Learning Security

Quantitative Evaluation

In the final evaluation/review session for our cumulative workshop series, we asked participants to carry out the following tasks to demonstrate their mastery of password selection, encrypted password managers, secure file storage, encrypted email, and encrypted chat:

  1. Generate two strong passwords, one that is memorable and one that is shorter but stronger.

  2. Create a new KeePassX password database containing entries for each of those passwords.

  3. Create a small TrueCrypt container, using the first password for its hidden volume and the second for its outer volume.

  4. Send us both the KeePassX database and the TrueCrypt container as encrypted email attachments.

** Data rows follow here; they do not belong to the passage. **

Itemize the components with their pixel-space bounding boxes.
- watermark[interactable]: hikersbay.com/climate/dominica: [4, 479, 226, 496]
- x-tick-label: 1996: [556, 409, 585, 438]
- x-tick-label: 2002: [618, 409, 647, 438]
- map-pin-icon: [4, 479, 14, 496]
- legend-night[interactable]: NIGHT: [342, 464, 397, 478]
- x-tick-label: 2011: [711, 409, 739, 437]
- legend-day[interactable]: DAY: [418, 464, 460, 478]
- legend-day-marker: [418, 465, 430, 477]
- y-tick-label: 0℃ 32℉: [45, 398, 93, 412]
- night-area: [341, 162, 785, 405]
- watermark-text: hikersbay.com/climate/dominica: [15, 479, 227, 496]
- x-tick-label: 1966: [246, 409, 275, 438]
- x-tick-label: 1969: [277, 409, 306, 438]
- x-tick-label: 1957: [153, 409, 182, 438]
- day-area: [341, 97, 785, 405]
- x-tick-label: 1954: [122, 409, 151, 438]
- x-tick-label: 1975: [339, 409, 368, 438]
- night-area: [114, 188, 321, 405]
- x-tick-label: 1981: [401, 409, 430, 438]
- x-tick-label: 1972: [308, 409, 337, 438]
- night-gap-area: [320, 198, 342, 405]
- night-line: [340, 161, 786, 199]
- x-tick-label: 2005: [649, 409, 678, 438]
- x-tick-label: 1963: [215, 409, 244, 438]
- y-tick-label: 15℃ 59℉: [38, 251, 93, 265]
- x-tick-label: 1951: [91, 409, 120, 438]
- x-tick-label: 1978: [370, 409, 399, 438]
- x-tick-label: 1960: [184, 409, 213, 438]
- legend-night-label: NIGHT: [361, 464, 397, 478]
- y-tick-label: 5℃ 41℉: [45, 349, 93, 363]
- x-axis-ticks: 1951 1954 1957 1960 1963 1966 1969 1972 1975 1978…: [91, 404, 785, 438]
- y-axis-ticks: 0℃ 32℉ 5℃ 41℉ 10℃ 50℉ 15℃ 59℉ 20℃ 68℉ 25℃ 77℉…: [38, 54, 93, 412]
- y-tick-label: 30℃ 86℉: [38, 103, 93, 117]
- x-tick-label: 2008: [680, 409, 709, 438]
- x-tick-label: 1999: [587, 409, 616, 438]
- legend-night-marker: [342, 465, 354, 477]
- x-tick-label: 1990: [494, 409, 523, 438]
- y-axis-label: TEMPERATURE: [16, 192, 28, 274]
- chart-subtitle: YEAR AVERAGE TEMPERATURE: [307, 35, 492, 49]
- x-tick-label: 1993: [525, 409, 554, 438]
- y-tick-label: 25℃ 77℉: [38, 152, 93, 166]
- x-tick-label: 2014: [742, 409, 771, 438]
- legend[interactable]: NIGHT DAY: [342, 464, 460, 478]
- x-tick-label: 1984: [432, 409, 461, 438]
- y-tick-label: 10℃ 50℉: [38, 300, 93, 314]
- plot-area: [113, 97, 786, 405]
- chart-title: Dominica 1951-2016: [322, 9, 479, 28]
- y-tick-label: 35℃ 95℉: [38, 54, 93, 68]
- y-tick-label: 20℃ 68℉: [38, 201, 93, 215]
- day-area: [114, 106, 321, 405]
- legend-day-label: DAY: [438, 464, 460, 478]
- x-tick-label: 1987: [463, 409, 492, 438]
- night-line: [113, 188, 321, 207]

  5. Tell us the KeePassX master passphrase through a verified, encrypted instant messaging conversation using CryptoCat or Pidgin/Adium.

We also asked students to carry out the following tasks to demonstrate their capacity to use VPNs and Tor Browser for connection security and anonymous browsing:

  1. Turn on your VPN.

  2. Visit the following web address. (We gave each student a unique URL on a web server where we could monitor traffic logs.)

  3. Turn off your VPN and launch Tor Browser.

  4. Visit the same web address.By analyzing the server’s traffic logs, we were able to verify, quickly and easily, who was and was not using these tools properly.